Tuesday, February 14, 2012

True Love

Our first Valentine's Day being married included me (eight months pregnant) and Stan. A year later there were six of us. Every year since then the make up of our family has fluctuated and so has the way love has looked in our house.

Love is... working with a three year old little boy who has never - I mean, NEVER - experienced discipline. Time-out was such a foreign and scary concept for this child, and the idea of needing to listen and obey was equally as difficult. We started slowly and consistently with lots of encouragement. After continued and creative attempts including: rewards (it's crazy, I know) for sitting for 30 seconds, using a high chair with tray attached (we were well within appropriate boundaries), and allowing him to choose where the time-out spot would be placed (another general no-no) we were able to achieve a measure of compliance and hopefully helped to establish some stability for the child (who ended up being in placement for two weeks) and his family.

Love is... spending hours and hours combing through the hair of two sisters with head lice. How embarrassing and invasive for them to arrive in our home, having been pulled away from family and everything familiar, only to have to be subjected to rigorous sessions of shampooing and lots of combing. This extra expenditure of time was not something we had planned for, but was a blessing as we were able to use that time to share with each other and begin our relationship in such a nurturing and caring way.

Love is... spending four hours every Monday afternoon for eight months driving two little brothers back and forth to a visit with their birth mom which usually started late, included little interaction, and ended early. Listening to the seven-year-old recount the sad details of the visit and his repeated disappointment in his mom's disinterest was hard to hear. Even harder was biting my tongue to refrain from making any negative comments regarding those awful visits or his birth mother.

Love is... opening your home. Not to the children who need a safe and secure home, but rather to the entourage that follows. In each case, there are at least two case workers involved who are required to visit and inspect compliance. There may be a child advocate attorney or social worker who may or may not be closely involved. With little ones we've had as many as three therapists visit us weekly. For just a little while I was concerned that the house be freshly vacuumed and dusted for each of these visits, but I quickly realized that a busy, happy home is rarely freshly vacuumed.

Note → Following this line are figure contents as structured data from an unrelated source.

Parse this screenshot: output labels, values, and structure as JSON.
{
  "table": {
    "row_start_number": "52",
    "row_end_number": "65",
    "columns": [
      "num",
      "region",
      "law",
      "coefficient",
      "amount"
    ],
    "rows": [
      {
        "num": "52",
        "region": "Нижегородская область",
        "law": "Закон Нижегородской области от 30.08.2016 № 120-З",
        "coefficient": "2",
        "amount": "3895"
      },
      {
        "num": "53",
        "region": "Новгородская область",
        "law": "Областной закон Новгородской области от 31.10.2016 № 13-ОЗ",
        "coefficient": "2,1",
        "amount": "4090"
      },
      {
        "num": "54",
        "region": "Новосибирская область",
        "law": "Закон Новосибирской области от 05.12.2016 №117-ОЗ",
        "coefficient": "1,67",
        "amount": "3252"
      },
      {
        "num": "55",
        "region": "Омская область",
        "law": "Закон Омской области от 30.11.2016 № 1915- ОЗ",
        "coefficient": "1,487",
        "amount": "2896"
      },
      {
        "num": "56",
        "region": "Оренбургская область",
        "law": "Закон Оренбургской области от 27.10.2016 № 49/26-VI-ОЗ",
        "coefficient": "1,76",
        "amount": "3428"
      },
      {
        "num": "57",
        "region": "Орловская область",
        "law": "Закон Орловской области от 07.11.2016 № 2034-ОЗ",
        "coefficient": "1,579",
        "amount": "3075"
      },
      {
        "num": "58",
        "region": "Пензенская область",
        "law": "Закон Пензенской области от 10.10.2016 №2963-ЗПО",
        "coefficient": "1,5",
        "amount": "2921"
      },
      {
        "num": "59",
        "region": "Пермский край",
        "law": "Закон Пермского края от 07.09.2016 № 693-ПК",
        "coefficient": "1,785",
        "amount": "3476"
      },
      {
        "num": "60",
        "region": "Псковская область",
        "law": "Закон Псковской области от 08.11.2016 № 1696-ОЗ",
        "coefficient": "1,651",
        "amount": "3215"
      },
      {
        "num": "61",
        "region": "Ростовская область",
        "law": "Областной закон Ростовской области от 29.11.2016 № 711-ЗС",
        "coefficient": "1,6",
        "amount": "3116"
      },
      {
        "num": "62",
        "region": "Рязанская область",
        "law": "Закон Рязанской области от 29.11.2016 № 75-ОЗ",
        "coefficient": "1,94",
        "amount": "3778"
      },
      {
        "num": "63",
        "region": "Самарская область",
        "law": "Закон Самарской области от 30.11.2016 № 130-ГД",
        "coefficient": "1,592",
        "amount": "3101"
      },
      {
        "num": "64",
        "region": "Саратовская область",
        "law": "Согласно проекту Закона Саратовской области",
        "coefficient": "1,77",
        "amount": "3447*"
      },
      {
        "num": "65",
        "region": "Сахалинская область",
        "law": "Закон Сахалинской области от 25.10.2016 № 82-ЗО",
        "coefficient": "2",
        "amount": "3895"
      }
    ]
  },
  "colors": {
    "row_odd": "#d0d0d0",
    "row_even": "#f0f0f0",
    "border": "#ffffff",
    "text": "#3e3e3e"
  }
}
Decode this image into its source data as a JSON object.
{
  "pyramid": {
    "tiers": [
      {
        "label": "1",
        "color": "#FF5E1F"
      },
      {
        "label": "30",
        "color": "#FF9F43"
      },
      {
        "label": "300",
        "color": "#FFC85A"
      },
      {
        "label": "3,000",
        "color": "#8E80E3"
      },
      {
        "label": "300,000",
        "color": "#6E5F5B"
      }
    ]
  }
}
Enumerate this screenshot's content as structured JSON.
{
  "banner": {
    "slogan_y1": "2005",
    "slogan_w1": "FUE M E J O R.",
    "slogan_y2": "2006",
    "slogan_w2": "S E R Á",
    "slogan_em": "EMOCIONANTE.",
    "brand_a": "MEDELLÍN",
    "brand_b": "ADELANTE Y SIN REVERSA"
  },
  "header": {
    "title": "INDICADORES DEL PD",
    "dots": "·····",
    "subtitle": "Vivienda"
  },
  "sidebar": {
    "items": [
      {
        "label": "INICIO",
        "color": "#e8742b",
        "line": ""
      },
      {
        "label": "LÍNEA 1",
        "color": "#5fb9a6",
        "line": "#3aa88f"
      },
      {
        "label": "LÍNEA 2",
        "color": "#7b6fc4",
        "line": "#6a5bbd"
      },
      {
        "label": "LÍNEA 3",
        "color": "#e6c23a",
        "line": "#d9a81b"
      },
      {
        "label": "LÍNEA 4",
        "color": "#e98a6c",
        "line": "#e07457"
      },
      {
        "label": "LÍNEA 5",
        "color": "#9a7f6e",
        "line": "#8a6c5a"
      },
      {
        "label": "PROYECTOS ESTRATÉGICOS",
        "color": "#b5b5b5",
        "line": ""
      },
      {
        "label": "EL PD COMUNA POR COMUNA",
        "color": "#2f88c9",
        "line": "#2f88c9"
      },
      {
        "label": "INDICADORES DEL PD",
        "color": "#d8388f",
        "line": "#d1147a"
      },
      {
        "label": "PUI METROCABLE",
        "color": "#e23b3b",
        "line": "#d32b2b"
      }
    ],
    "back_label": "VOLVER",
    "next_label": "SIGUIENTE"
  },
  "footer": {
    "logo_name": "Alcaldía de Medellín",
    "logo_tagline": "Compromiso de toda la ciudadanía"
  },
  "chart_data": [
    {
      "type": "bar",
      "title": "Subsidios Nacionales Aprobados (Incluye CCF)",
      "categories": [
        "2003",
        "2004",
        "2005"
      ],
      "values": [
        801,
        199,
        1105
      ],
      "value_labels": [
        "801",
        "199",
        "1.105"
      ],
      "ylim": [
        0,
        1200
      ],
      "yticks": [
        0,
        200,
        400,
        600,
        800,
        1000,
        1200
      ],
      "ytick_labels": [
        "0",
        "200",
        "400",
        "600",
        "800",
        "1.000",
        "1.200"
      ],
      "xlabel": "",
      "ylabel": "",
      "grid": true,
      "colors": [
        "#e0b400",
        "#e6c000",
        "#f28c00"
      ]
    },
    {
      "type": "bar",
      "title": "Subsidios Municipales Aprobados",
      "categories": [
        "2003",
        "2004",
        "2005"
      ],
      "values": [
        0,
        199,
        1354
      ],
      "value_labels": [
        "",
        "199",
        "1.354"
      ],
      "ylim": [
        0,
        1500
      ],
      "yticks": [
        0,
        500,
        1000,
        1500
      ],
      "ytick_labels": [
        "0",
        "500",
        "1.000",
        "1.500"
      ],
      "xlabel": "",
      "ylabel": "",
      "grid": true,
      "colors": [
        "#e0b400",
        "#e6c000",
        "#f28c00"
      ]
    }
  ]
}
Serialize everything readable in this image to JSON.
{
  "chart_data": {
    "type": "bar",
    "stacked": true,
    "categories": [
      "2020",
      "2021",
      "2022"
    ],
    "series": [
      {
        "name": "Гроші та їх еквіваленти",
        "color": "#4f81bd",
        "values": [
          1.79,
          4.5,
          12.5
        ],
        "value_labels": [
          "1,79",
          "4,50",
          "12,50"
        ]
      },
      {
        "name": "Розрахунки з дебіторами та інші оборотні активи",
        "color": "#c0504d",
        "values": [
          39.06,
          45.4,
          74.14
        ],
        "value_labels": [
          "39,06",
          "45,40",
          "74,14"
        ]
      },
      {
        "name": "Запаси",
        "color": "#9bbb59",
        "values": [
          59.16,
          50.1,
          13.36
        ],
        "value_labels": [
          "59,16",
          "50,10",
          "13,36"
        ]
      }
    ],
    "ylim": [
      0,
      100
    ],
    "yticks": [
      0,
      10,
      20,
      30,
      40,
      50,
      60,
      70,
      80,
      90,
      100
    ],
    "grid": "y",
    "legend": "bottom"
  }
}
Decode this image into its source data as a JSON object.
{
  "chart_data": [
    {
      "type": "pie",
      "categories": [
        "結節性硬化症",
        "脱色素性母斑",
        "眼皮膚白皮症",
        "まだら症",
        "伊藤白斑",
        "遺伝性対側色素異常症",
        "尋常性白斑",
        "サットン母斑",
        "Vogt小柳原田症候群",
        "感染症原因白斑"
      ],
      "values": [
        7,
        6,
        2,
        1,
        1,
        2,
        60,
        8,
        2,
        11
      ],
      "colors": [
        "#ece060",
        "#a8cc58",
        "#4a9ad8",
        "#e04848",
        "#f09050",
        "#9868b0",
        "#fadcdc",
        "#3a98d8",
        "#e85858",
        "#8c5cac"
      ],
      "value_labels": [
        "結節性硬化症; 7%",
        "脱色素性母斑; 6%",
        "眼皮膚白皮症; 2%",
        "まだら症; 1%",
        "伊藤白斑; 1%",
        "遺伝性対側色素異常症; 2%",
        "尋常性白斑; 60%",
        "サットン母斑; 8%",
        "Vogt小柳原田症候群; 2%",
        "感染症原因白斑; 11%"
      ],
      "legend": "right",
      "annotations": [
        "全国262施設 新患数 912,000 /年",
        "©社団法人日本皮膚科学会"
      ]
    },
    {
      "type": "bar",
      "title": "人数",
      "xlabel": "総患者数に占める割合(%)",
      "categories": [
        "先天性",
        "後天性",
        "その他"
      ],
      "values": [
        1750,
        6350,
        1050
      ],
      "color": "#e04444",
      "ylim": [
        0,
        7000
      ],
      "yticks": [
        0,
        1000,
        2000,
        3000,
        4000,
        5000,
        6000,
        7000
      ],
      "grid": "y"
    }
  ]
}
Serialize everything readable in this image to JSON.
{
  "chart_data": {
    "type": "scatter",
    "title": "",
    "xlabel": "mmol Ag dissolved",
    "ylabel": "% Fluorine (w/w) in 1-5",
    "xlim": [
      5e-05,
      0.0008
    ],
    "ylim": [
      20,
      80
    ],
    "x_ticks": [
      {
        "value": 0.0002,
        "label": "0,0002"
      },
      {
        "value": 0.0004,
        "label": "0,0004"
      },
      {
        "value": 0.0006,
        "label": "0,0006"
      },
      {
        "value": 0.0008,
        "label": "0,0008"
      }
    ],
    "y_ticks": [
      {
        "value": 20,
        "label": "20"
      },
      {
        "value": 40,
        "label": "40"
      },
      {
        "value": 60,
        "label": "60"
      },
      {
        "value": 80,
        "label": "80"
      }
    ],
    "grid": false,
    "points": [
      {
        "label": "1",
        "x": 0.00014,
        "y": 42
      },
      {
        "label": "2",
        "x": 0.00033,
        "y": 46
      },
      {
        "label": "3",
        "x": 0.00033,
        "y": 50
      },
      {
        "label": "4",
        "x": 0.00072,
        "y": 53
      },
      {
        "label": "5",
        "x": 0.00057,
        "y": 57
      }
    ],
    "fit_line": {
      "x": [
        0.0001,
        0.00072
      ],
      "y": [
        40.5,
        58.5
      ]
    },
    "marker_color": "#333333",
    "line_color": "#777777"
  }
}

Love is... letting them go. By far the most challenging - okay, heart wrenching - part of fostering is saying good-bye. Many people have commented that they couldn't foster because they could never let a child leave. Here's the thing: we don't do this for us, we do it for them. They don't belong to us; our 'own' kids don't really belong to us - we've given them back to God who has generously allowed us to enjoy being their parents for whatever time He has deemed. Here's the other thing: it's sometimes a relief to know that a child has moved toward permancy (either reunification with family or adoption) and is no longer required to languish in the foster care system. And along with that, if I can be totally honest, there are placements that were difficult and draining, the end of which brought a welcome respite to our family.

Love is... being blessed by each child who has come into our home.